Role of uterine forces in intrauterine device embedment, perforation, and expulsion

Abstract

Background

The purpose of this study was to examine factors that could help reduce primary perforation during insertion of a framed intrauterine device (IUD) and to determine factors that contribute in generating enough uterine muscle force to cause embedment and secondary perforation of an IUD. The objective was also to evaluate the main underlying mechanism of IUD expulsion.

Methods

We compared known IUD insertion forces for “framed” devices with known perforation forces in vitro (hysterectomy specimens) and known IUD removal forces and calculated a range of possible intrauterine forces using pressure and surface area. These were compared with known perforation forces.

Results

IUD insertion forces range from 1.5 N to 6.5 N. Removal forces range from 1 N to 5.8 N and fracture forces from 8.7 N to 30 N depending upon device. Measured perforation forces are from 20 N to 54 N, and calculations show the uterus is capable of generating up to 50 N of myometrial force depending on internal pressure and surface area.

Conclusion

Primary perforation with conventional framed IUDs may occur if the insertion pressure exceeds the perforation resistance of the uterine fundus. This is more likely to occur if the front end of the inserter/IUD is narrow, the passage through the cervix is difficult, and the procedure is complex. IUD embedment and secondary perforation and IUD expulsion may be due to imbalance between the size of the IUD and that of the uterine cavity, causing production of asymmetrical uterine forces. The uterine muscle seems capable of generating enough force to cause an IUD to perforate the myometrium provided it is applied asymmetrically. A physical theory for IUD expulsion and secondary IUD perforation is given.

Keywords:

• IUD
• insertion forces
• removal forces
• fracture forces
• intrauterine pressure
• intrauterine surface area

Supplementary material

Mathematical glossary

a. The presenting surface area (psa) of an IUD inserter is related to the diameter by the formula π r², where r is the radius, ie, the diameter/2. $\text{Psa}={(\text{diameter}/2)}^2\times \pi$

b. Intrauterine force is a vector quantity, ie, it has both magnitude and direction. Intrauterine pressure is a scalar quantity, ie, it has magnitude only. $\text{Pressure}=\text{force}/\text{unit area},\text{ and therefore},\text{ Force}=\text{pressure}\times \text{unit area}$

The force in Newtons (N) of uterine contraction can be calculated from intrauterine pressure and intrauterine (endometrial cavity) surface area. $\text{Pressure is usually measured in Pascals and a Pascal}={\text{N}/\text{meters}}^2\text{ or N}=\text{Pascal}\times {\text{meters}}^2$

If intrauterine pressure is measured in mmHg and endometrial cavity surface area is measured in mm², then as $1\text{ kPascal}=7.5\text{ mmHg}$

and $\text{mmHg}=\frac{\text{kPascals}\times {10}^3}{7.5}=\text{Pascals}$

and $\begin{array}{c}{\text{mm}}^2={\text{meter}}^2\times {10}^{-6}\\ \text{Intrauterine force}(\mathrm{N})=\text{mmHg}/7.5\times {10}^3\times {\text{mm}}^2\times {10}^{-6}\\ =\text{mmHg/}7.5\times {10}^{-3}\times {\text{mm}}^2\end{array}$

Calculation of uterine force in Newtons is a summation of the overall forces related to a particular pressure and surface area. It does not provide the direction or directions of the component forces, and some of the forces may act in different directions and in opposition.
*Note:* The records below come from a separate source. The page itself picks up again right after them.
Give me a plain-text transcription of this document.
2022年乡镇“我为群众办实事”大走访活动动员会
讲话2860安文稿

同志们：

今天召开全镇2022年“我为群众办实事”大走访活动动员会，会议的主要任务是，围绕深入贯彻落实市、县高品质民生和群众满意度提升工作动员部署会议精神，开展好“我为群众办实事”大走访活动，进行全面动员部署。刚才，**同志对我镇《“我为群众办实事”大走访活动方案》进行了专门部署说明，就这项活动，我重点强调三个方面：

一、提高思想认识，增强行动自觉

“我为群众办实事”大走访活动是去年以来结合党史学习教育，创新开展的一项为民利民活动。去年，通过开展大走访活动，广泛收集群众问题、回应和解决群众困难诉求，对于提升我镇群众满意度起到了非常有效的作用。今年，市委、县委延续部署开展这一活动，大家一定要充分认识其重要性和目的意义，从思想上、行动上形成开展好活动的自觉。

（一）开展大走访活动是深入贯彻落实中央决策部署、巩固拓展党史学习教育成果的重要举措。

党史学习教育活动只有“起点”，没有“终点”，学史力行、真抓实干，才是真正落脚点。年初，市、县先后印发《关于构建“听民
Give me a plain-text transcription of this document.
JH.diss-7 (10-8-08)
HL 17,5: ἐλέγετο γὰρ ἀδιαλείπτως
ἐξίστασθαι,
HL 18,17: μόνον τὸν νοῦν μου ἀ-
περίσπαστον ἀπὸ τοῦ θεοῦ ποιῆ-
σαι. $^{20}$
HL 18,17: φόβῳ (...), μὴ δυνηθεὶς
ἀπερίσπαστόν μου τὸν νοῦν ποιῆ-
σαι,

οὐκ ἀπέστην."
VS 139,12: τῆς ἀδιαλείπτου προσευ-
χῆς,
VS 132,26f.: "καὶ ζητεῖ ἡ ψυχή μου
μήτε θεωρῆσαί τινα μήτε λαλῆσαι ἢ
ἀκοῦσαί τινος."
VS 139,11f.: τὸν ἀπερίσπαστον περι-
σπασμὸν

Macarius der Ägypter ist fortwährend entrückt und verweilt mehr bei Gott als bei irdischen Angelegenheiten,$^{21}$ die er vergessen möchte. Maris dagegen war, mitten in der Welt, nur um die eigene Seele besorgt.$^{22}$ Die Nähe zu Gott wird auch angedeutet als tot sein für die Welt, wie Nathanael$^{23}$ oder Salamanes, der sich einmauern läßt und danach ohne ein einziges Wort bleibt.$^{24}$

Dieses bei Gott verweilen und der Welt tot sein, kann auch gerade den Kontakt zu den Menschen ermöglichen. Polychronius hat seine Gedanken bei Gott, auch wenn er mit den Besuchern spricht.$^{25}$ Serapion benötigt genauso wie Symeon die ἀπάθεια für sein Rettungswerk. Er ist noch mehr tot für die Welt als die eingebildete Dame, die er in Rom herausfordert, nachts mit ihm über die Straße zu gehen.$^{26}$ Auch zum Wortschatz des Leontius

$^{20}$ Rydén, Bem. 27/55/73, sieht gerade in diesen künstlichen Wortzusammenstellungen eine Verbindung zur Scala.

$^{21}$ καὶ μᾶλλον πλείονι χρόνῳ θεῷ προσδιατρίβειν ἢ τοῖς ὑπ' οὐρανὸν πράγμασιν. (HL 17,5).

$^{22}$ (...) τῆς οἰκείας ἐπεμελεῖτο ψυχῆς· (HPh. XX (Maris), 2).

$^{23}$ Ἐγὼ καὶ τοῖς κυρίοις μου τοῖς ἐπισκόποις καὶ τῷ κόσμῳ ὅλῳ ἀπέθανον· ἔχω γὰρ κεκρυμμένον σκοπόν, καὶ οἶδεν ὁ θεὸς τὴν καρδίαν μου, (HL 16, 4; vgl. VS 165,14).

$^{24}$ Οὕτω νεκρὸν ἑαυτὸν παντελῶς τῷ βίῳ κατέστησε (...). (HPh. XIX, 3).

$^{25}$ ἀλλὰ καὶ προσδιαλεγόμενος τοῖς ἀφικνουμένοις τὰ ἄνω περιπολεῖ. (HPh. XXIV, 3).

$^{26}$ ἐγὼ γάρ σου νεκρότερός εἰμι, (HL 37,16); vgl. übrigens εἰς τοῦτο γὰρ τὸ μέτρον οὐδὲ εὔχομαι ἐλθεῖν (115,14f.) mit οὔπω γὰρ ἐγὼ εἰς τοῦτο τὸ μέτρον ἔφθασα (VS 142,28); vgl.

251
c. 1 lb force =4.4482 Newtons.

Disclosure

DW has been involved in the optimization of innovative drug delivery systems for use in the uterus. He is currently an advisor in devising new concepts in controlled release for contraception, gynecological treatment, and prevention of infectious diseases. NDG reports no conflict of interest in this work.